Translated as “hope,” business, government and economic development leaders in Boerne are hoping for different things from it.
Bill Hinckley, president of The Lookout Group, the developer of Esperanza, is hoping his company’s considerable investment and risk will pay off the way his even larger master-planned community north of Austin has.
At 1,240 acres, Esperanza is set to bring 2,480 homes to Boerne. It would be the largest such development in Kendall County, according to Hinckley. Esperanza was approved by Boerne in 2007, but it stalled due to the recession. Houston-based The Lookout Group picked up the project in 2013 and received final approval from the city in May of last year.
Dan Rogers, president and CEO of the Kendall County Economic Development Corp., meanwhile, is hopeful that this master-planned community will help Boerne create a more self-sufficient economy and attract startups and medical-related industries such as health care and medical device manufacturing.
Yet growth presents a number of challenges for cities, from water supply and transportation issues to how a school district grows without the upfront funding that new students bring. There’s also existential questions that arise, such as how to keep a small town’s identity intact.
Master-planned communities can offer advantages to small towns like Boerne, though, when compared to subdivisions that can fail to address the needs of a growing community because individual subidivisions often don’t plan for their cumulative impact, Rogers said.
Esperanza, for example, will bring two new schools, city-owned parks, $2.3 million toward road improvements and the transfer of significant water rights to Boerne — as well as space allocated for commercial and retail development. And to ease residents’ anxieties, Hinckley made a point to incorporate Boerne’s existing look and feel into Esperanza.
Despite the benefits of a master-planned community, Hinckley also noted that there are few of what he considers “true master-planned communities” in Kendall County — he said Esperanza will be the first in Boerne — because they’re costly to build.
“Master plans are extremely front loaded with multimillion-dollar costs before the first home is built. It takes patient money,” Hinckley said. “This approach is not for the faint at heart.”
Fostering economic independence
Some bedroom communities are growing so much, they are essentially building their second bedroom. Others are steering toward a different path, one of economic viability with industry of its own.
Boerne is just one of the towns in the San Antonio area pondering its direction. Much like cities up the I-35 corridor, Kendall County is now considering what it wants to become, as land inventory dwindles around Loop 1604 and development marches further north up I-10.
The Kendall County EDC was created in response to this development in 2006 after key community leaders saw the 2000 boom and wanted to better manage growth.
Rogers’ office is in Boerne, where he studies Kendall County’s demographics. There are several key statistics he noted that make Kendall County and Boerne economically viable.
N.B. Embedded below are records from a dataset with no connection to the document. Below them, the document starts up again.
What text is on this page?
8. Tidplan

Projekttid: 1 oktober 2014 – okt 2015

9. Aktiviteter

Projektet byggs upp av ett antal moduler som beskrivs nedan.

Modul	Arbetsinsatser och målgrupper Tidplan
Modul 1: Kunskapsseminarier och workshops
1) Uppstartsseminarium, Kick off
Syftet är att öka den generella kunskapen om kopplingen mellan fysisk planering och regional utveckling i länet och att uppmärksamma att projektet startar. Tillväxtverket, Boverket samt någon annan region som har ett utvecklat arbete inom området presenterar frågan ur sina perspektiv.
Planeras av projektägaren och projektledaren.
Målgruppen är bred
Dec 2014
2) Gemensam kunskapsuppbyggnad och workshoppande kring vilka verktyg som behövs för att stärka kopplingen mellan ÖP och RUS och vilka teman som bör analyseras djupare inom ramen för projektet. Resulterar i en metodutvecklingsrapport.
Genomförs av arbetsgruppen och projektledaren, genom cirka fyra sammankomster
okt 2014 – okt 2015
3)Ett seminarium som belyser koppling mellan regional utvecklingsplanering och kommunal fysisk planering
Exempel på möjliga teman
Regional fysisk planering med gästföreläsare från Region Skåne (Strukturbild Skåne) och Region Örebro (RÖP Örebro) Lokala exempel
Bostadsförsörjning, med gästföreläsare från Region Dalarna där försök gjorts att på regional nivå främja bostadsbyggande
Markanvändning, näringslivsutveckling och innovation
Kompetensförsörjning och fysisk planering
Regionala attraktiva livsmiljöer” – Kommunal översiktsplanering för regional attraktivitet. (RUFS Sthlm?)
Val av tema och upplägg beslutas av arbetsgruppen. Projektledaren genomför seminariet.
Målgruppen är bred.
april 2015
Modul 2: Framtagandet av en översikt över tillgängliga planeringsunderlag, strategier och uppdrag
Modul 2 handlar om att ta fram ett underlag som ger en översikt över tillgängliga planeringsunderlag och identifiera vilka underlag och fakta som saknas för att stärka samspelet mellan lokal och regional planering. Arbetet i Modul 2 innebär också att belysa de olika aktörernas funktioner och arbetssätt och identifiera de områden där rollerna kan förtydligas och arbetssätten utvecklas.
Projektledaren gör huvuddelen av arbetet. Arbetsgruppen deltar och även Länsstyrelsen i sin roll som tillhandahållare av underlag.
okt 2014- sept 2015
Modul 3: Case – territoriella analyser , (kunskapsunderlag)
The county’s average age continues to decrease as young families move to Kendall County because of its school districts, in contrast to most Hill Country towns that see an increase in retirees. And those living in Kendall County are educated. Almost 40 percent of adults in Kendall County hold bachelor’s degrees, the fifth-highest percentage in the state, according to research by Indiana University. All those factors bode well for businesses and the potential for Esperanza to foster economic independence rather than increasing bedroom community status.
Currently, of the county’s 18,000-person workforce, 58 percent leave the county and head south toward San Antonio for employment. If Boerne could keep just some of those workers in town, it would mean more dollars spent at home, more business taxes for the city and county, and less pressure on highways and roads.
Boerne’s population sits at about 12,400 people. Though Esperanza is the largest development in terms of homes proposed for Boerne, it isn’t the only one. Another four subdivisions are also in early development phases. Regional experts predict that by the time all these projects are built out, Boerne will add another 5,000 homes and 12,000 residents.
“When you put it all together, there’s a whole other Boerne in state of development right now,” said Jeff Thompson, Boerne’s deputy city manager and director of economic development.
Faring better in a tough economy
Hinckley wasted no time in getting Esperanza going. Yantis Co., a San Antonio-based land developer, has already cleared parts of the property to make way for rudimentary dirt roads, utility lines, and sewer and water pipes.
What will rise out of the thicket will eventually include a fire station, a 23-acre city park, a recreation center, 35 acres of commercial property, 340 acres of open space and a 15-mile hiking trail.
Master-planned communities usually fare better than the typical subdivision, Hinckley said, even in tough economic times. Consider his even larger development, the 5,000-acre master-planned community called Crystal Falls in Leander, a town just north of Austin. That development has consistently topped the nation’s 50 best-selling communities list.
While master-planned communities are abundant in states such as California and Florida, as well as some Texas cities including Houston and Dallas, their profile is just rising in San Antonio, Hinckley said.
Rogers is OK with master-planned communities coming into Kendall County, because master-planned communities such as Esperanza provide a mechanism to get ahead of problems.
“Some people say ‘If you don’t build it, they won’t come,'” Rogers said. “Well they are coming, and somebody is going to come to your town, too.”